I don’t use MCP servers, Desktop Extensions, Cowork, or Computer Use. My development workflow is built around Claude Code CLI running in Docker sandboxes (sbx), which gives me proper filesystem and network isolation at the OS level. Claude Code in a sandbox can’t touch my SSH keys, can’t phone home to an attacker’s server, and can’t escape to modify system files.

For everything else (research, writing, brainstorming, planning) the browser chat does the job perfectly. Same models, same context window, same features. No additional attack surface on my machine.

The iOS app is the safest option

Claude on iOS is essentially the web version running inside Apple’s standard app sandbox. No local code execution, no MCP servers, no filesystem access, no computer use.

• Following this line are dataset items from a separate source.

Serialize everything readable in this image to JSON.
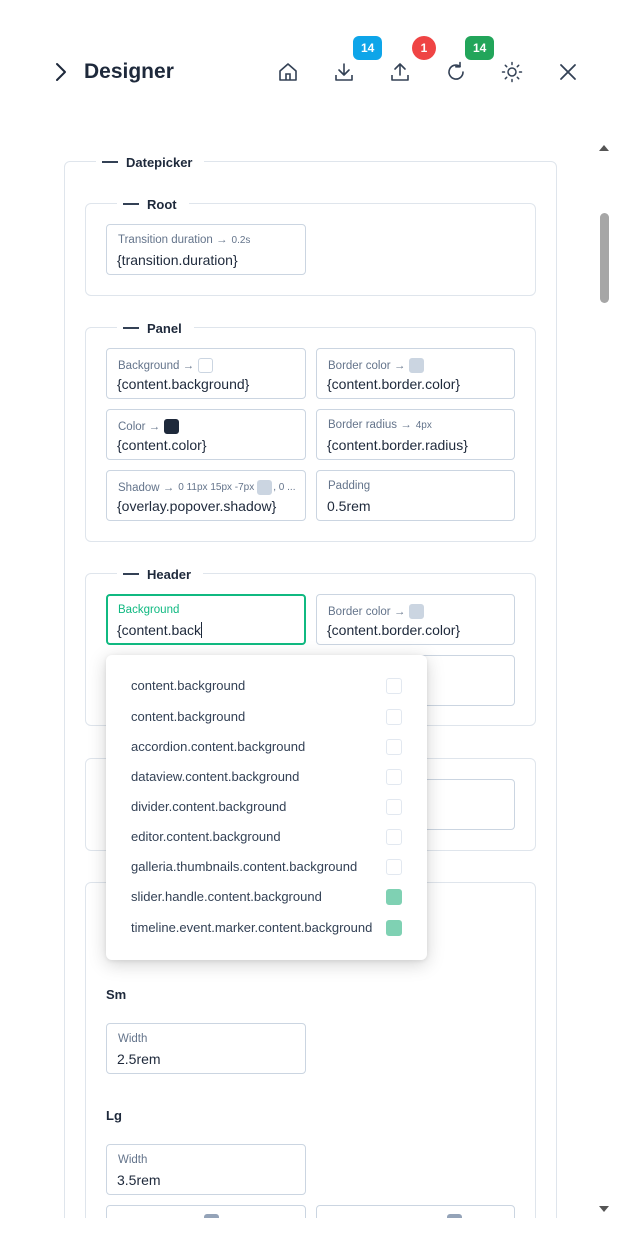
{
  "header": {
    "title": "Designer",
    "badges": {
      "download": "14",
      "upload": "1",
      "refresh": "14"
    },
    "badge_colors": {
      "download": "#0ea5e9",
      "upload": "#ef4444",
      "refresh": "#22a55a"
    },
    "icons": [
      "chevron-right-icon",
      "home-icon",
      "download-icon",
      "upload-icon",
      "refresh-icon",
      "sun-icon",
      "close-icon"
    ]
  },
  "datepicker": {
    "legend": "Datepicker",
    "root": {
      "legend": "Root",
      "transition": {
        "label": "Transition duration →",
        "note": "0.2s",
        "value": "{transition.duration}"
      }
    },
    "panel": {
      "legend": "Panel",
      "background": {
        "label": "Background →",
        "value": "{content.background}",
        "swatch": "#ffffff"
      },
      "border_color": {
        "label": "Border color →",
        "value": "{content.border.color}",
        "swatch": "#cbd5e1"
      },
      "color": {
        "label": "Color →",
        "value": "{content.color}",
        "swatch": "#1e293b"
      },
      "border_radius": {
        "label": "Border radius →",
        "note": "4px",
        "value": "{content.border.radius}"
      },
      "shadow": {
        "label": "Shadow →",
        "note": "0 11px 15px -7px",
        "note2": ", 0 ...",
        "value": "{overlay.popover.shadow}",
        "swatch": "#cbd5e1"
      },
      "padding": {
        "label": "Padding",
        "value": "0.5rem"
      }
    },
    "header": {
      "legend": "Header",
      "background": {
        "label": "Background",
        "value": "{content.back"
      },
      "border_color": {
        "label": "Border color →",
        "value": "{content.border.color}",
        "swatch": "#cbd5e1"
      }
    },
    "sm": {
      "label": "Sm",
      "width": {
        "label": "Width",
        "value": "2.5rem"
      }
    },
    "lg": {
      "label": "Lg",
      "width": {
        "label": "Width",
        "value": "3.5rem"
      }
    }
  },
  "suggestions": [
    {
      "text": "content.background",
      "color": "#ffffff"
    },
    {
      "text": "content.background",
      "color": "#ffffff"
    },
    {
      "text": "accordion.content.background",
      "color": "#ffffff"
    },
    {
      "text": "dataview.content.background",
      "color": "#ffffff"
    },
    {
      "text": "divider.content.background",
      "color": "#ffffff"
    },
    {
      "text": "editor.content.background",
      "color": "#ffffff"
    },
    {
      "text": "galleria.thumbnails.content.background",
      "color": "#ffffff"
    },
    {
      "text": "slider.handle.content.background",
      "color": "#7fd1b3"
    },
    {
      "text": "timeline.event.marker.content.background",
      "color": "#7fd1b3"
    }
  ]
}
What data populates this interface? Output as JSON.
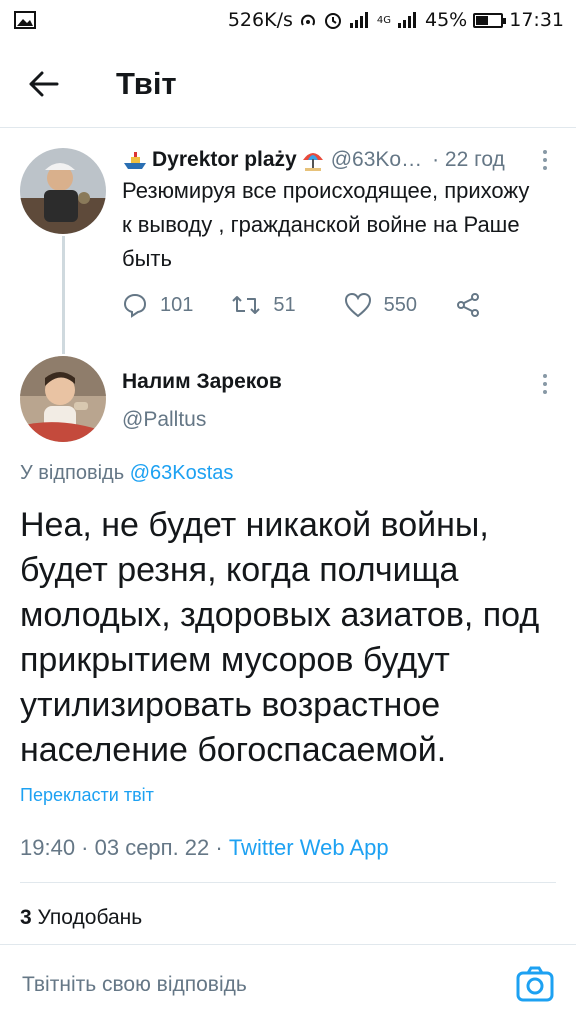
{
  "status_bar": {
    "speed": "526K/s",
    "network_small": "4G",
    "battery": "45%",
    "battery_level": 0.45,
    "time": "17:31"
  },
  "header": {
    "title": "Твіт"
  },
  "parent_tweet": {
    "name": "Dyrektor plaży",
    "handle": "@63Ko…",
    "time": "· 22 год",
    "text": "Резюмируя все происходящее, прихожу к выводу , гражданской войне на Раше быть",
    "replies": "101",
    "retweets": "51",
    "likes": "550"
  },
  "main_tweet": {
    "name": "Налим Зареков",
    "handle": "@Palltus",
    "reply_prefix": "У відповідь",
    "reply_handle": "@63Kostas",
    "text": "Неа, не будет никакой войны, будет резня, когда полчища молодых, здоровых азиатов, под прикрытием мусоров будут утилизировать возрастное население богоспасаемой.",
    "translate": "Перекласти твіт",
    "timestamp": "19:40 · 03 серп. 22 · ",
    "source": "Twitter Web App",
    "likes_count": "3",
    "likes_label": "Уподобань"
  },
  "reply_bar": {
    "placeholder": "Твітніть свою відповідь"
  },
  "colors": {
    "accent": "#1da1f2",
    "secondary": "#657786",
    "divider": "#e1e8ed"
  }
}
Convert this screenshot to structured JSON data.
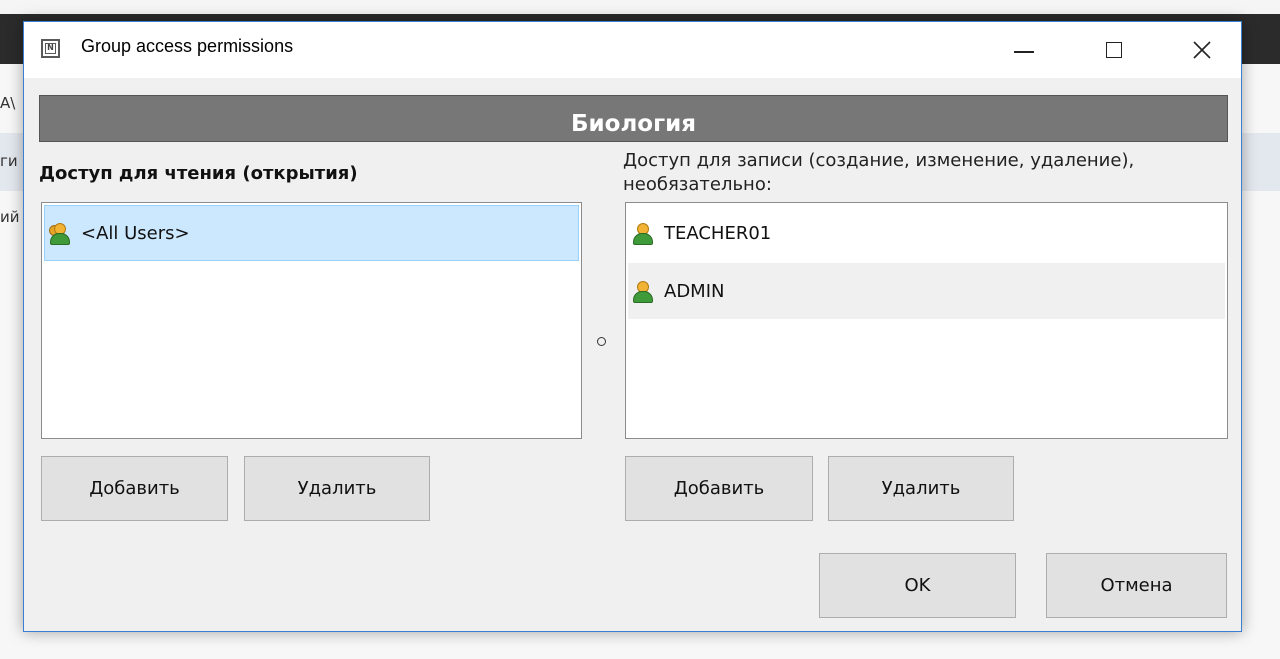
{
  "background": {
    "fragments": [
      "A\\",
      "ги",
      "ий"
    ]
  },
  "window": {
    "title": "Group access permissions",
    "controls": {
      "minimize": "minimize",
      "maximize": "maximize",
      "close": "close"
    }
  },
  "header": {
    "group_name": "Биология"
  },
  "read_access": {
    "label": "Доступ для чтения (открытия)",
    "items": [
      {
        "name": "<All Users>",
        "icon": "user-group-icon",
        "selected": true
      }
    ],
    "add_label": "Добавить",
    "remove_label": "Удалить"
  },
  "write_access": {
    "label": "Доступ для записи (создание, изменение, удаление), необязательно:",
    "items": [
      {
        "name": "TEACHER01",
        "icon": "user-icon"
      },
      {
        "name": "ADMIN",
        "icon": "user-icon"
      }
    ],
    "add_label": "Добавить",
    "remove_label": "Удалить"
  },
  "footer": {
    "ok_label": "OK",
    "cancel_label": "Отмена"
  },
  "colors": {
    "header_bg": "#777777",
    "selection": "#cce8ff",
    "window_border": "#3a7fd0"
  }
}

The only agentic feature available is dispatching Claude Code sessions to run remotely on your desktop, but that’s an explicit choice, and execution happens on the other machine.

If you just need to chat with Claude on the go, the iOS app has the smallest possible attack surface.

My setup

No Desktop app needed. No unnecessary privileges granted. The web version gives me everything the Desktop chat does, without the security baggage of features I don’t use.

The principle is simple: don’t install capabilities you don’t need. Every feature that lets an AI act on your system is a feature that can be exploited. If your agentic work is already sandboxed elsewhere, the browser is the more secure choice.